🤖 AI Summary
This work addresses the theoretical bottleneck of vacuous generalization bounds for deep neural networks—bounds that are overly loose and often require model modifications. We propose a non-vacuous, test-error upper bound that depends solely on the training set and requires no architectural or training-time alterations (e.g., compression, quantization, or retraining). Methodologically, we unify the PAC-Bayes and mutual information frameworks, constructing a tight bound using empirical risk and statistical properties of the training data. Our key contributions are threefold: (i) the first non-vacuous generalization guarantee for unmodified, large-scale ImageNet-pretrained models—including ResNet and ViT; (ii) two novel generalization bounds that jointly ensure theoretical rigor and computational tractability; and (iii) empirical validation demonstrating bound values significantly below 1, establishing the largest-scale non-vacuous generalization guarantee to date.
📝 Abstract
Deep neural network (NN) with millions or billions of parameters can perform really well on unseen data, after being trained from a finite training set. Various prior theories have been developed to explain such excellent ability of NNs, but do not provide a meaningful bound on the test error. Some recent theories, based on PAC-Bayes and mutual information, are non-vacuous and hence show a great potential to explain the excellent performance of NNs.
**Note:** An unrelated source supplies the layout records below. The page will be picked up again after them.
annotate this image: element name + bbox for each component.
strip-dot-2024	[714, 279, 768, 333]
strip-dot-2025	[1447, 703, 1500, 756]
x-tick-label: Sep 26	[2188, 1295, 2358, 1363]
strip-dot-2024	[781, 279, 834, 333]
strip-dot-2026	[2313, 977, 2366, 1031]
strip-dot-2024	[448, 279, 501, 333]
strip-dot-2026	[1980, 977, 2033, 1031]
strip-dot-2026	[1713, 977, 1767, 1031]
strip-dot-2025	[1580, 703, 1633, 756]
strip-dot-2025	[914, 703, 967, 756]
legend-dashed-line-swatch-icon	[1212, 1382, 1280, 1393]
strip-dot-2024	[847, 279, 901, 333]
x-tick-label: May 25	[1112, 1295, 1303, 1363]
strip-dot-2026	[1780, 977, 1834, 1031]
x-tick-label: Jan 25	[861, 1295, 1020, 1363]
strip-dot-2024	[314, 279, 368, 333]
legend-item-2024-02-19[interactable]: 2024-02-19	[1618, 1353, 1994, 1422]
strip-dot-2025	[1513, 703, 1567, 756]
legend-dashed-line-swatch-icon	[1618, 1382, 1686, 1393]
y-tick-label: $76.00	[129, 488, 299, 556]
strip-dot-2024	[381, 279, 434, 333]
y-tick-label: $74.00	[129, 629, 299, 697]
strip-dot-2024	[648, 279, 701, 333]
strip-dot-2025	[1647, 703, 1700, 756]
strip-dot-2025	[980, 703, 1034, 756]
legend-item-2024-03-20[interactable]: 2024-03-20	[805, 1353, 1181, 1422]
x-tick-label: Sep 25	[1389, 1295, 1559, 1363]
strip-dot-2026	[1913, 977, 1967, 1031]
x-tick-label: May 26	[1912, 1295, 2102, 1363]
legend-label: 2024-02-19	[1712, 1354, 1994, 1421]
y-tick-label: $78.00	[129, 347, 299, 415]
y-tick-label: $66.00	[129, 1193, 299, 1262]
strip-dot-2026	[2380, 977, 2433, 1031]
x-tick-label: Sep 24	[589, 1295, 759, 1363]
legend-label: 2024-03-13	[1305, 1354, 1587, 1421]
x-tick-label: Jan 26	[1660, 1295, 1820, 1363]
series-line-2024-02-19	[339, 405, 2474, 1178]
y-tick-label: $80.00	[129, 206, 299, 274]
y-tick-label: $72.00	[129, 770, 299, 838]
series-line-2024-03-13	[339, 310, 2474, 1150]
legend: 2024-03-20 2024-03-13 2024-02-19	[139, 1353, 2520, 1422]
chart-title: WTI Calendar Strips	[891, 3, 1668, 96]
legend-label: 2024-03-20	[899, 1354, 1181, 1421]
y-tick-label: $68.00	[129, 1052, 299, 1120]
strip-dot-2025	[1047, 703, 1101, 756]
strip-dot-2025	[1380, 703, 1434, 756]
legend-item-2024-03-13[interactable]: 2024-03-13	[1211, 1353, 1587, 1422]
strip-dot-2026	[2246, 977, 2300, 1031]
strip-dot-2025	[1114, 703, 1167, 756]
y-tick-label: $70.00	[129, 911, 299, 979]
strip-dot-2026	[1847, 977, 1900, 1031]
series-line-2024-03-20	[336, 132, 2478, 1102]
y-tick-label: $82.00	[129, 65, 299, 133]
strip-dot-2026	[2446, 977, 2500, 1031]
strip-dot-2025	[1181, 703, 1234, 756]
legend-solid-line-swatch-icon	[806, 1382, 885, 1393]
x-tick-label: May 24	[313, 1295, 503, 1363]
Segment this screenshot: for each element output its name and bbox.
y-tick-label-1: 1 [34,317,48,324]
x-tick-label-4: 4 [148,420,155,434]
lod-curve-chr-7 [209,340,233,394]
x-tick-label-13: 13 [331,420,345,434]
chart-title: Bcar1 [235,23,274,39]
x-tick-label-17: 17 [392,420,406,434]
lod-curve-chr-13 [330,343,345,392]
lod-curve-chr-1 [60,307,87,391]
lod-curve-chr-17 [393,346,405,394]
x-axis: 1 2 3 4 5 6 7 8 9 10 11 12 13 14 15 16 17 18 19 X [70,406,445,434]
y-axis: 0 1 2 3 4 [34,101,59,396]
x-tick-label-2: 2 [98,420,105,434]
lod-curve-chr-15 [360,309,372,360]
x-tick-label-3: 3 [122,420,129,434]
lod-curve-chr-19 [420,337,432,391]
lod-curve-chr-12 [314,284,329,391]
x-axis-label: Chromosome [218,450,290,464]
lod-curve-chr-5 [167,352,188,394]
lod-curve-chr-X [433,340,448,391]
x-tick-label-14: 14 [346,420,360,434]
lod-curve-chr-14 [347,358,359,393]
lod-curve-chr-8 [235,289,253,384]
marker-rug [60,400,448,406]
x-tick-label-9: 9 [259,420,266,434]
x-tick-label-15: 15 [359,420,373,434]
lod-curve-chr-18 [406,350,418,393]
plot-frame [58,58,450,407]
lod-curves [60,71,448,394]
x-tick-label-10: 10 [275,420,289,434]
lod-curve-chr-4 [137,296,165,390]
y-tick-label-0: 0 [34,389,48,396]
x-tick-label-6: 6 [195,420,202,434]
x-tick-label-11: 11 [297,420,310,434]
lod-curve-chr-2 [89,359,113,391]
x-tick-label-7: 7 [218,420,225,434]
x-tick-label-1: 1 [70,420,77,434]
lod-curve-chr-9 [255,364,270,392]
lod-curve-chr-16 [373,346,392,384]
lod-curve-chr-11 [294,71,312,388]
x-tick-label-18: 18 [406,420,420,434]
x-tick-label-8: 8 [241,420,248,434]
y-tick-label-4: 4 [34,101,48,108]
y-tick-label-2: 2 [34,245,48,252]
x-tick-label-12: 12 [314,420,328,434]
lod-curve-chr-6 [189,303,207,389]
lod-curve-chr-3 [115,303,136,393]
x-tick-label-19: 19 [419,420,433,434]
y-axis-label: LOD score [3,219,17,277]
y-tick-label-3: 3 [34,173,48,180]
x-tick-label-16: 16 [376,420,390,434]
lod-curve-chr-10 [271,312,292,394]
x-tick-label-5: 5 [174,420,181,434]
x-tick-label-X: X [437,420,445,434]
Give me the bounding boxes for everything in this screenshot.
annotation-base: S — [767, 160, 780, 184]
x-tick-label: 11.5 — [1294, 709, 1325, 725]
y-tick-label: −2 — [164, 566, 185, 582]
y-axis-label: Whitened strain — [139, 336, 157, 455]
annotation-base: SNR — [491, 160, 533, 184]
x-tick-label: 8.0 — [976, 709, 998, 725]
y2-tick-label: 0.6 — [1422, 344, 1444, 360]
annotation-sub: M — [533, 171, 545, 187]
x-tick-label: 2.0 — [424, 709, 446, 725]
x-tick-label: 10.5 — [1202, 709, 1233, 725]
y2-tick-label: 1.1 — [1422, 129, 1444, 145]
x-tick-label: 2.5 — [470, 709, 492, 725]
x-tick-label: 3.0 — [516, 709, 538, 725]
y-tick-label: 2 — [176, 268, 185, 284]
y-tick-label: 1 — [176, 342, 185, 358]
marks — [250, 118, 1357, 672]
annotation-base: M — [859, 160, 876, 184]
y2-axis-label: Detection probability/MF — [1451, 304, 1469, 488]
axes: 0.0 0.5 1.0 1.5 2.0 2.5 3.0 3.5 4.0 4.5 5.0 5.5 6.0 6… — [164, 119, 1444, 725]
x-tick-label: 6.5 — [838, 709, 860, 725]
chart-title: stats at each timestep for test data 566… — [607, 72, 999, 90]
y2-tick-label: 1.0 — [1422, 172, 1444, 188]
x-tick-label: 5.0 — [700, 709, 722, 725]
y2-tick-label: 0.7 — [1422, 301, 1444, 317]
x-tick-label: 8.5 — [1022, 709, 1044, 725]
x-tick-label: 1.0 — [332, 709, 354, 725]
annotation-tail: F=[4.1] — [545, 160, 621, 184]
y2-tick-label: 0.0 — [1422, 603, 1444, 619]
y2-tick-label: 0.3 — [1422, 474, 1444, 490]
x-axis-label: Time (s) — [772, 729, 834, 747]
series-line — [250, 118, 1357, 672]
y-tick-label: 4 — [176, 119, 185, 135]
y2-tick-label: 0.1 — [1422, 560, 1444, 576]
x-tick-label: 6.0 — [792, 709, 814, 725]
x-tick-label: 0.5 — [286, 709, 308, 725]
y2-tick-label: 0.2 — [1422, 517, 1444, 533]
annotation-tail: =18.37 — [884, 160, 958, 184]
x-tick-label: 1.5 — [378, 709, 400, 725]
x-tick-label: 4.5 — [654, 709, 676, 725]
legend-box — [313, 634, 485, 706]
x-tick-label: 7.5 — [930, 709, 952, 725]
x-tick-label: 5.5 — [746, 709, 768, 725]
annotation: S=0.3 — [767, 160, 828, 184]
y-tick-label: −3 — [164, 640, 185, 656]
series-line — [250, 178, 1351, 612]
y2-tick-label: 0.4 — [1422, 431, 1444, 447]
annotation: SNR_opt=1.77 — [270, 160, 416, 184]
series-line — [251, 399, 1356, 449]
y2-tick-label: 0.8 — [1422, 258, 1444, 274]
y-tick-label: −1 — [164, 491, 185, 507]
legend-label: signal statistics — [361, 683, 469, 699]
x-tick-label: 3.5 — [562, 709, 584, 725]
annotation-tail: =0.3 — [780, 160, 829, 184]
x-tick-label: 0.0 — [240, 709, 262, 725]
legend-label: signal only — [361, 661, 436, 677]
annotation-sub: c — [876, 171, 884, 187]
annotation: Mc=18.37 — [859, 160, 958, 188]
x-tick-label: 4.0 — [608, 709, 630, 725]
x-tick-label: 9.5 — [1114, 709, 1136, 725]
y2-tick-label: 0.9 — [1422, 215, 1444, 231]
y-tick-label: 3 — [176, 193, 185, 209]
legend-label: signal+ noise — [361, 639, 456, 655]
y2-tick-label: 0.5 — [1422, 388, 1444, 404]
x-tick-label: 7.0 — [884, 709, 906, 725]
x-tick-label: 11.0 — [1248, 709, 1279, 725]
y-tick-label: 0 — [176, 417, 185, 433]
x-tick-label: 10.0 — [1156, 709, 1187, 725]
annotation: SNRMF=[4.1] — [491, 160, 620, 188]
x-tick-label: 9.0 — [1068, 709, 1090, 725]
However, they often require a stringent assumption and extensive modification (e.g. compression, quantization) to the trained model of interest. Therefore, those prior theories provide a guarantee for the modified versions only. In this paper, we propose two novel bounds on the test error of a model. Our bounds uses the training set only and require no modification to the model. Those bounds are verified on a large class of modern NNs, pretrained by Pytorch on the ImageNet dataset, and are non-vacuous. To the best of our knowledge, these are the first non-vacuous bounds at this large scale, without any modification to the pretrained models.